Dalam konteks hotel berbintang, GM bertanggung jawab menentukan arah masa depan hotel dengan mempertimbangkan perubahan struktural industri, seperti globalisasi pasar pariwisata, disrupsi teknologi, dan meningkatnya tuntutan keberlanjutan. Keputusan mengenai reposisi merek, diversifikasi layanan, transformasi digital, serta orientasi keberlanjutan merupakan penentu utama masa depan organisasi. Penelitian internasional oleh Dogru, Mody, dan Suess (2019) menunjukkan bahwa hotel yang dipimpin oleh manajemen puncak dengan orientasi jangka panjang memiliki kinerja keuangan dan stabilitas yang lebih baik dibandingkan hotel yang berfokus pada hasil jangka pendek.
Menentukan masa depan organisasi juga menuntut GM untuk mengantisipasi ketidakpastian dan skenario lingkungan bisnis yang kompleks. Industri perhotelan sangat rentan terhadap krisis global, perubahan regulasi, dan pergeseran perilaku wisatawan. Riset Prayag, Muskat, dan Dassanayake (2023) menunjukkan bahwa kepemimpinan puncak yang memiliki visi masa depan dan kemampuan perencanaan skenario meningkatkan resiliensi organisasi pariwisata. Dalam hal ini, GM bertanggung jawab memastikan bahwa strategi masa depan hotel bersifat adaptif namun tetap berlandaskan tujuan jangka panjang yang jelas.
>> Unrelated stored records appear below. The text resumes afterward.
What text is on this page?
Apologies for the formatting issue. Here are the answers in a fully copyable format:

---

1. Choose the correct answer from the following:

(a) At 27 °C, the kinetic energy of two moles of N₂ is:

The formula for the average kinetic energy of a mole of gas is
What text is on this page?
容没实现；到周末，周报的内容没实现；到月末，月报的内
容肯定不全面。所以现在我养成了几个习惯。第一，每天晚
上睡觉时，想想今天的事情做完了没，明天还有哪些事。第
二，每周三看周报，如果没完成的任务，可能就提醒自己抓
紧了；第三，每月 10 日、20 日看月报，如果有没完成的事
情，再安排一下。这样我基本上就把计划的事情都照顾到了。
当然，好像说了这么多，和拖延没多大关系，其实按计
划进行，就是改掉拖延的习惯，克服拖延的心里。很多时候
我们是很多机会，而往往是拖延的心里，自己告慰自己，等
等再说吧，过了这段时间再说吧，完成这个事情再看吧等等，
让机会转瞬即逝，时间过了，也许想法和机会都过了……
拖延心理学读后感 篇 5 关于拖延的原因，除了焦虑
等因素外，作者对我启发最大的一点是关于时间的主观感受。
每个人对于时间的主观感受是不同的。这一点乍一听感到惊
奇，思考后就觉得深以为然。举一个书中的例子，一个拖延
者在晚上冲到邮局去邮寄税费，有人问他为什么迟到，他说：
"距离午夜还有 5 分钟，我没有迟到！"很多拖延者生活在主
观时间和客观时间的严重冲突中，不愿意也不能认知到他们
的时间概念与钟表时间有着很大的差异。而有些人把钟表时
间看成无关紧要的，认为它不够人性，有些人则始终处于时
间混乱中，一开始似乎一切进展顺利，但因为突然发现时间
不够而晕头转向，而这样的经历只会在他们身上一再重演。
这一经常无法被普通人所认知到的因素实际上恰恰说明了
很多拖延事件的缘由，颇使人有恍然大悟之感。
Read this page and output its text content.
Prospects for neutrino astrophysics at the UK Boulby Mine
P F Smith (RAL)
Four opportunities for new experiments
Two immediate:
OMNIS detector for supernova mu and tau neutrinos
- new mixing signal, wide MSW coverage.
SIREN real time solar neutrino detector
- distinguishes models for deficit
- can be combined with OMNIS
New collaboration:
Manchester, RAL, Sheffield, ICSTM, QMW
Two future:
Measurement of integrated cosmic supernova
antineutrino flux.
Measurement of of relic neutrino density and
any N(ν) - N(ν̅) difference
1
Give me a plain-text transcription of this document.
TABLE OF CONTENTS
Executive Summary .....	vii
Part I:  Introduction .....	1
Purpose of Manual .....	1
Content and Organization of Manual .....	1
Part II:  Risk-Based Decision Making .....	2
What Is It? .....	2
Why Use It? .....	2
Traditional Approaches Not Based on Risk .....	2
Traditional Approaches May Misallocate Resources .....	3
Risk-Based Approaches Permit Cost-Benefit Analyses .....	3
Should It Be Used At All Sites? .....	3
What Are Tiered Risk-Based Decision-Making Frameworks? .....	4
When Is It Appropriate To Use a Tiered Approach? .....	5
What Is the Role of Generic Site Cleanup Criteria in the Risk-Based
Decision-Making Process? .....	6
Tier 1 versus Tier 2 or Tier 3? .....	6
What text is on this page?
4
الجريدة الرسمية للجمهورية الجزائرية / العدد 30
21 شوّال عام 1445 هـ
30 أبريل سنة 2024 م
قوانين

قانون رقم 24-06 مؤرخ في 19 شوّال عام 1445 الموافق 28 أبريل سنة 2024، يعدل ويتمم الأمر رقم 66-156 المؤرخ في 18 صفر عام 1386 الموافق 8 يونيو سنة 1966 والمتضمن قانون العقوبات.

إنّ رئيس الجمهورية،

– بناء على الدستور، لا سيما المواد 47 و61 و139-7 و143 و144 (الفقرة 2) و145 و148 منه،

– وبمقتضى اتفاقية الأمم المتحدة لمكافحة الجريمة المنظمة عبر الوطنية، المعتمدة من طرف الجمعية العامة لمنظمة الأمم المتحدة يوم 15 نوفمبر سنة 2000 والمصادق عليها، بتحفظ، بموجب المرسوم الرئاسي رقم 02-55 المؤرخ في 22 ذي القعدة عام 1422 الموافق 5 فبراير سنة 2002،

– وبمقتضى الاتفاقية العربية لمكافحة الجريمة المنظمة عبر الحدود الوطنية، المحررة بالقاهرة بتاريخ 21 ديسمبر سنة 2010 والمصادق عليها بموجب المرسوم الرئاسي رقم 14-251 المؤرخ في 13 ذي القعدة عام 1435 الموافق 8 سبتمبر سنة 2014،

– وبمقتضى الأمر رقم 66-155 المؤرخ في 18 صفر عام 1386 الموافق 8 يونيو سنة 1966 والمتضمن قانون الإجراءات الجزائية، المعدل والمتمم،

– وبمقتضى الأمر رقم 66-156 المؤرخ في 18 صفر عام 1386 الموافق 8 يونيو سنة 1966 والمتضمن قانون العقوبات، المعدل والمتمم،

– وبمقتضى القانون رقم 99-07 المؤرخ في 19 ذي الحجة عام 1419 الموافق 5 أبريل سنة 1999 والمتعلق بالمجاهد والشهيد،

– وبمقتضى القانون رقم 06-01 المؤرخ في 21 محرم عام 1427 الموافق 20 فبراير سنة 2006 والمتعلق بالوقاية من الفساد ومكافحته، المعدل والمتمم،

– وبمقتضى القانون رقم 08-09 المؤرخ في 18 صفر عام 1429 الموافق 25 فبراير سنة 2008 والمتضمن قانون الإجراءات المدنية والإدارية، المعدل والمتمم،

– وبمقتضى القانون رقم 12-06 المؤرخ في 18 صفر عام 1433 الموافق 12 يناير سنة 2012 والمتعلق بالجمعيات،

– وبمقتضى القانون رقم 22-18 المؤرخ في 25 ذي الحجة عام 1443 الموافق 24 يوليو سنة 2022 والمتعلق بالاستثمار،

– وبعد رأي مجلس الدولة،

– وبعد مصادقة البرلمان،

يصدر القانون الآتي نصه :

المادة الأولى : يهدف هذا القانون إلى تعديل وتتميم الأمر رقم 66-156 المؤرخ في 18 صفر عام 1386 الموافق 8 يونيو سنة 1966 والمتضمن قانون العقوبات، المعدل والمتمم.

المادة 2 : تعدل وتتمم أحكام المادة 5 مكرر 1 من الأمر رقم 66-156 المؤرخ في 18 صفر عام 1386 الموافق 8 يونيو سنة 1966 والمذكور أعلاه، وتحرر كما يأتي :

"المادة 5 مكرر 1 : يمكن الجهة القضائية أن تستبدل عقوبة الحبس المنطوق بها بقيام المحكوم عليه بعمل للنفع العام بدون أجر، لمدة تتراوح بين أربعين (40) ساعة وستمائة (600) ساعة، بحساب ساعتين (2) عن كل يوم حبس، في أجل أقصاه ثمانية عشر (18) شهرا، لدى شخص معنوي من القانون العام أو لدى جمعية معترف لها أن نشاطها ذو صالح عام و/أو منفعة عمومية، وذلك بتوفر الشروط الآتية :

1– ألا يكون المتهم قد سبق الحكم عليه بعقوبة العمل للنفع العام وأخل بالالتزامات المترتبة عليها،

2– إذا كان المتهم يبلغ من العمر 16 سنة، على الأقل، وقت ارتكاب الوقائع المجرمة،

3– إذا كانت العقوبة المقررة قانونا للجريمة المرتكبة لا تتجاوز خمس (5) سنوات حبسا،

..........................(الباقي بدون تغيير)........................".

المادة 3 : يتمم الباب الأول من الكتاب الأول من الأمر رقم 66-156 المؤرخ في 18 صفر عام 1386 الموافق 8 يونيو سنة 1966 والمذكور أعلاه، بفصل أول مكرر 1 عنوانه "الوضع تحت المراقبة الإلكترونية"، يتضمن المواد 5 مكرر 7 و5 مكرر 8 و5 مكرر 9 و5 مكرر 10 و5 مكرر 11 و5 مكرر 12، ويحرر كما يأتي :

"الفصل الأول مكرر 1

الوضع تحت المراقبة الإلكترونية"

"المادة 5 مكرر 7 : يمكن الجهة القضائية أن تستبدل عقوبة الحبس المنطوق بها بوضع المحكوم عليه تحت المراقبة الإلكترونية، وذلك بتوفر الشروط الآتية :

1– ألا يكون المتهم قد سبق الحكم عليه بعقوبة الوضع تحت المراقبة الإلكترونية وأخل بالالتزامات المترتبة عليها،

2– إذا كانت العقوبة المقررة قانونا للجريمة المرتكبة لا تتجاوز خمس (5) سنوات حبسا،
Selain aspek strategis, masa depan organisasi hotel juga ditentukan oleh keputusan GM terkait pengembangan kapabilitas internal. Investasi pada pengembangan kepemimpinan, budaya inovasi, dan sistem organisasi menjadi faktor kunci dalam menjaga daya saing jangka panjang. Studi oleh Kallmuenzer et al. (2024) menunjukkan bahwa organisasi hospitality yang dipimpin oleh manajemen puncak berorientasi masa depan lebih mampu berinovasi dan mempertahankan keunggulan kompetitif dalam lingkungan yang dinamis. Oleh karena itu, GM berperan sebagai penentu arah evolusi organisasi, bukan sekadar pengelola status quo.
Dari perspektif tata kelola global, OECD (2015; 2023) menegaskan bahwa pimpinan eksekutif tertinggi memiliki kewajiban memastikan strategi jangka panjang organisasi menciptakan nilai berkelanjutan bagi pemilik modal dan pemangku kepentingan. Dalam hotel berbintang, kegagalan menentukan arah masa depan yang jelas dapat mengakibatkan stagnasi, penurunan nilai aset, dan melemahnya posisi pasar. Dengan demikian, menentukan masa depan organisasi hotel merupakan fungsi kepemimpinan GM yang paling strategis, karena keputusan hari ini akan membentuk identitas, daya saing, dan keberlanjutan hotel dalam jangka panjang di tingkat nasional maupun global.